À l’opposé de ces artistes qui laissent le soin à une flopée de producteurs d’envoyer leurs travaux avant de poser dessus, Aya Nakamura a eu l’intelligence de se constituer une équipe solide. Sur « Aya », son troisième album, on retrouve ainsi quelques producteurs qui rodent en backstage depuis quelques années. Il y a notamment Le Side (Youssoupha, Dinos, Ty Dolla Sign), trio formé par Aloïs Zandry, Machynist et Some-1ne, déjà à l'origine par le passé des succès de Pookie ou Djadja.
Aujourd'hui, la signature sonore reste sensiblement la même avec, entre autres, cette science du beat excessif, abandonné au zouk, à l'afro-beat et à ces rythmiques obnubilées par le mouvement du bassin (mention spéciale à Préféré sur lequel on retrouve OBOY, dont la présence s'explique probablement grâce à la collaboration de longue date entamée entre le rappeur et le trio de producteurs).
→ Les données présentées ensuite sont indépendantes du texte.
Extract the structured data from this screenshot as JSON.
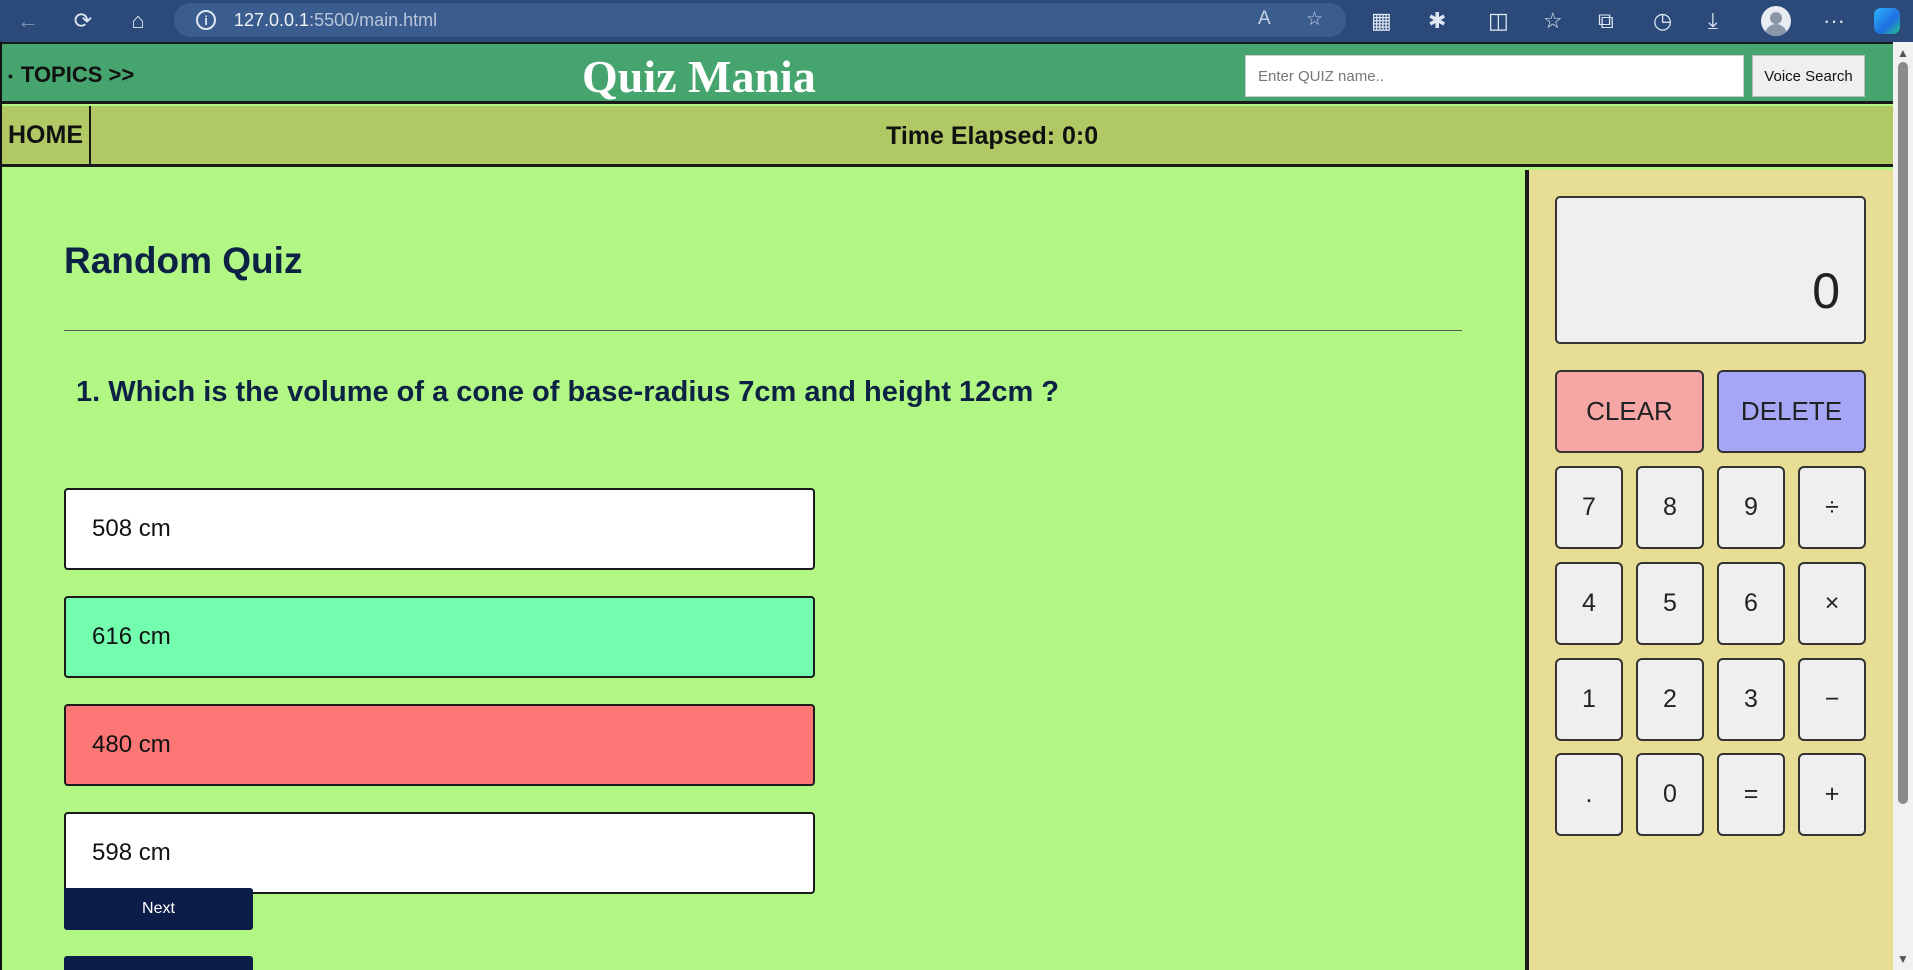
{
  "browser": {
    "url_host": "127.0.0.1",
    "url_path": ":5500/main.html"
  },
  "header": {
    "topics_label": "TOPICS >>",
    "brand": "Quiz Mania",
    "search_placeholder": "Enter QUIZ name..",
    "voice_search_label": "Voice Search"
  },
  "subnav": {
    "home_label": "HOME",
    "timer_text": "Time Elapsed: 0:0"
  },
  "quiz": {
    "title": "Random Quiz",
    "question": "1. Which is the volume of a cone of base-radius 7cm and height 12cm ?",
    "options": [
      {
        "text": "508 cm",
        "state": "neutral"
      },
      {
        "text": "616 cm",
        "state": "correct"
      },
      {
        "text": "480 cm",
        "state": "wrong"
      },
      {
        "text": "598 cm",
        "state": "neutral"
      }
    ],
    "next_label": "Next"
  },
  "calculator": {
    "display": "0",
    "clear_label": "CLEAR",
    "delete_label": "DELETE",
    "keys": [
      "7",
      "8",
      "9",
      "÷",
      "4",
      "5",
      "6",
      "×",
      "1",
      "2",
      "3",
      "−",
      ".",
      "0",
      "=",
      "+"
    ]
  },
  "colors": {
    "header_bg": "#46a46e",
    "subnav_bg": "#b1c965",
    "quiz_bg": "#b2f784",
    "calc_bg": "#e8dd95",
    "correct": "#73fdaf",
    "wrong": "#fd7676",
    "button_dark": "#0b1d48"
  }
}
Mais l’intelligence du Side, c’est aussi de transformer des textures parfois sombres en tubes, comme sur Doudou, qui s'appuie sur des drops de batteries assez malins, ou Fly, qui annonce en quelque sorte l’avenir de la variété française, avec cette production teintée de mélancolie, sauvée du passéisme par des nappes hyper sophistiquées.
Sur « Aya » se distingue également la touche stylistique d’un autre maestro du son : Julio Masidi, à qui l'on doit en partie Jolie nana, l'un des singles imparables de ce troisième album. Sa force : mettre en place un déluge de rythmiques enjouées, privilégier les sonorités riches en couleurs et opérer un travail sur les caisses claires. Cela s’entend notamment sur Tchop, donnant une chanson qui, si elle ne révolutionne rien en profondeur (le format est calibré pour les plateformes, la production taillée pour les clubs), se veut à l’image d’Aya Nakamura : peut-être imparfaite, sans doute excessive, mais animée par une recherche constante de l'efficacité mélodique. Ce supplément d’âme qui l’éloigne illico de ces artistes interchangeables, créateurs de paysages sans reliefs, aseptisés et mornes.